This question is taken from Q7 of example sheet 1 of the Complex Methods course at the university of Cambridge. The link for the sheet can be found below:
http://www.damtp.cam.ac.uk/user/examples/B7a.pdf
We define a branch of $f(z)=(z^2-1)^{\frac{1}{2}}$ as follows: Let $[-1,1]$ be the straight line segment connecting $-1$ and $1$ in $\mathbb{C}$. We consider the following branch of $f(z)$: $$ f_{2}:\mathbb{C}-[-1,1] \to \mathbb{C} $$ where $f_{2}(x)=\sqrt{x^{2}-1}$ for $x>1$.

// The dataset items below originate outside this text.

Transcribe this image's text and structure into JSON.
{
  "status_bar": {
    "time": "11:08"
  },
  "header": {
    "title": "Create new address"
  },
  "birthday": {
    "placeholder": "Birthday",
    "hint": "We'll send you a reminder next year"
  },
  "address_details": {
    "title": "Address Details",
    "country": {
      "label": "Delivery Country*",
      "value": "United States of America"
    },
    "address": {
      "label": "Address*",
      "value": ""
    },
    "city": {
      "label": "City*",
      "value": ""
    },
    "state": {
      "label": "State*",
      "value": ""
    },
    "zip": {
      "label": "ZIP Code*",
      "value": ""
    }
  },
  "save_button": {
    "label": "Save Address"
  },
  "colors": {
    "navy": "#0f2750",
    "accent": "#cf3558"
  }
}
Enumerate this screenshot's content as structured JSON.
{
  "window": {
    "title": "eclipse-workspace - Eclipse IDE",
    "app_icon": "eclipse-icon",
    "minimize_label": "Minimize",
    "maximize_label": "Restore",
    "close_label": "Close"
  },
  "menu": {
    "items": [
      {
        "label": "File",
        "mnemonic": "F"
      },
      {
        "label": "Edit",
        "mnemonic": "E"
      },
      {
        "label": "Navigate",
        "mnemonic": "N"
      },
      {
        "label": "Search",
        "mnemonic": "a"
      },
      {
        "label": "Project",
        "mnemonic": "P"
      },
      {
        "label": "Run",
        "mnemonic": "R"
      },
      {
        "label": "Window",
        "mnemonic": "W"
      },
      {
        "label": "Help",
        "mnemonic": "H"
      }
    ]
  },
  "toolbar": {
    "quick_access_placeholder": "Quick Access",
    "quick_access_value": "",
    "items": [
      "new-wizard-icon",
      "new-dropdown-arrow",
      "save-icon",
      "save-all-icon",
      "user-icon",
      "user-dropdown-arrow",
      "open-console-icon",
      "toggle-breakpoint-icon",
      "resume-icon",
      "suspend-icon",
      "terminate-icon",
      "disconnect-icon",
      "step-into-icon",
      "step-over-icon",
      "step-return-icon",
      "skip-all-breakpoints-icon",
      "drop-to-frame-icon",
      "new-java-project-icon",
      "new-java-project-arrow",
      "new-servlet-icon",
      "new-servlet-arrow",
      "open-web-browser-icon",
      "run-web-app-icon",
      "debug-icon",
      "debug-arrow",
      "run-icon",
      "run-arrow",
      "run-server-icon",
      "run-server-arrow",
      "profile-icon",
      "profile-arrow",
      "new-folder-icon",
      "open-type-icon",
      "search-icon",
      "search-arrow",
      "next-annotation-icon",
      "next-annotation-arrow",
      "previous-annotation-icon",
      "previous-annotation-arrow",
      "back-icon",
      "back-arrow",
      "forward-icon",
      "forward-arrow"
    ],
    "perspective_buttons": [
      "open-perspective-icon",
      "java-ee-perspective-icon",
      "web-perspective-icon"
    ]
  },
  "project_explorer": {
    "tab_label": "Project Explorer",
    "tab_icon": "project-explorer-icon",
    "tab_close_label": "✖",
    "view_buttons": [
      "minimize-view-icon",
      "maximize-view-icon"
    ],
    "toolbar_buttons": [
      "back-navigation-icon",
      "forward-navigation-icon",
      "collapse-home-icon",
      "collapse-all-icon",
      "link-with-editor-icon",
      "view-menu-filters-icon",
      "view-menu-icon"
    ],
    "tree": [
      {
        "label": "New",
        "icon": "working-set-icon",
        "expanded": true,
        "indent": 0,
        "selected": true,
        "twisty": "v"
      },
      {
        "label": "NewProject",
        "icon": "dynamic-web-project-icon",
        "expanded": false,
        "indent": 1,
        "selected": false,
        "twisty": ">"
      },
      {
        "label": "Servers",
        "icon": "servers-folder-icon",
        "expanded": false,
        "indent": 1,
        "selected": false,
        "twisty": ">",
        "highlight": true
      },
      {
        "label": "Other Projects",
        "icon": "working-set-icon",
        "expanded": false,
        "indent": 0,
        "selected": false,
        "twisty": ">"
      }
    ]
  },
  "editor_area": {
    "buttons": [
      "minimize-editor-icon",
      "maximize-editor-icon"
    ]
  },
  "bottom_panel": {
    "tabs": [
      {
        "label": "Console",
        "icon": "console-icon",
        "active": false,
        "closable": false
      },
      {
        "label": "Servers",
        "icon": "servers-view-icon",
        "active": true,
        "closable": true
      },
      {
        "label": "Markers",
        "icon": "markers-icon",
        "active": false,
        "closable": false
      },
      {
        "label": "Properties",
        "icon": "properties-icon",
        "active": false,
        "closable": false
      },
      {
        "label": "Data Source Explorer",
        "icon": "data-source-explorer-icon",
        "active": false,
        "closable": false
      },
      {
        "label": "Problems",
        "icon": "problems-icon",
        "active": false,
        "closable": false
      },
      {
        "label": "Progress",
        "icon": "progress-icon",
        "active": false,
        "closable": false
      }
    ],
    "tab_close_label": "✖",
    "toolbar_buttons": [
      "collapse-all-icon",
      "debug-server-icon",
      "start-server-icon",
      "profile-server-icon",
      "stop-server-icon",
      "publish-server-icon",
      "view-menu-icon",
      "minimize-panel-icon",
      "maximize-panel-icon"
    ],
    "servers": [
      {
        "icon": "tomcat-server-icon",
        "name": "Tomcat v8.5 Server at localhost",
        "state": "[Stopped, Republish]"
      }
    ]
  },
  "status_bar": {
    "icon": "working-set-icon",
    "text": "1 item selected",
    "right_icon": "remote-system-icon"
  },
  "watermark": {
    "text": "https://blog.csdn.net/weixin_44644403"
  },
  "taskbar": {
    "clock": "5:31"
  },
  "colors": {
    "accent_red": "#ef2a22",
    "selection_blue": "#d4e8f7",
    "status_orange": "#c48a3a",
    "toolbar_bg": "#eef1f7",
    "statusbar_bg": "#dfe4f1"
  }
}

I'm trying to compare the limits of $f_{2}$ above and below the branch cut $[-1,1]$. In order to do so, I notice that $z^{2}-1=(z-1)(z+1)$.
Write $$ z-1=r_{+}e^{i\theta_{+}} $$ and $$ z+1=r_{-}e^{i\theta_{-}} $$ where $\theta_{+} \in (-\pi,\pi)$ and $\theta_{-}\in(0,2\pi)$ based on the branch cut.
My understanding is that just above the brach cut $\theta_{-}=0$ and $\theta_{+}=\pi$ so $(z^2-1)^{\frac{1}{2}}=\sqrt{r_{+}r_{-}}e^{i\frac{\pi}{2}}=i\sqrt{1-x^{2}}$.
Below the branch cut $\theta_{-}=2 \pi$ and $\theta_{+}=-\pi$ so $(z^2-1)^{\frac{1}{2}}=\sqrt{r_{+}r_{-}}e^{i\frac{\pi}{2}}=i\sqrt{1-x^{2}}$.
The answer is wrong though. I'm not sure why and would appreciate any help given.
Let us denote the principal branch of the square root with $S$, i.e. $$ S(re^{i \phi}) = \sqrt r e^{i \phi/2} $$ for $r > 0$ and $-\pi < \phi< \pi$. Then $g(z) = S(z-1)S(z+1)$ is a holomorphic square root of $z^2-1$ on $D = \Bbb C \setminus (-\infty, 1]$ and $g(x) = f_2(x)$ for $x > 1$.
It follows that $f_2(z) = S(z-1)S(z+1)$ for $z \in D$. For $z \to x \in (-1,1)$ converges $z-1 \to x-1 < 0$, so that $$ S(z-1) \to \begin{cases} i \sqrt{1-x} & \text{ from above,} \\ -i \sqrt{1-x} & \text{ from below,} \end{cases} $$ and $z+1 \to x+1 > 0$ so that $S(z+1) \to \sqrt{x+1}$. Then $$ f_2(z) \to \begin{cases} i \sqrt{1-x}\sqrt{x+1} = i\sqrt{1-x^2} & \text{ from above,} \\ -i \sqrt{1-x}\sqrt{x+1} = -i\sqrt{1-x^2}& \text{ from below.} \end{cases} $$
The error in your calculation is that both $\theta_+ = \arg(z-1)$ and $\theta_- = \arg(z+1)$ should be in the range $(-\pi, \pi)$.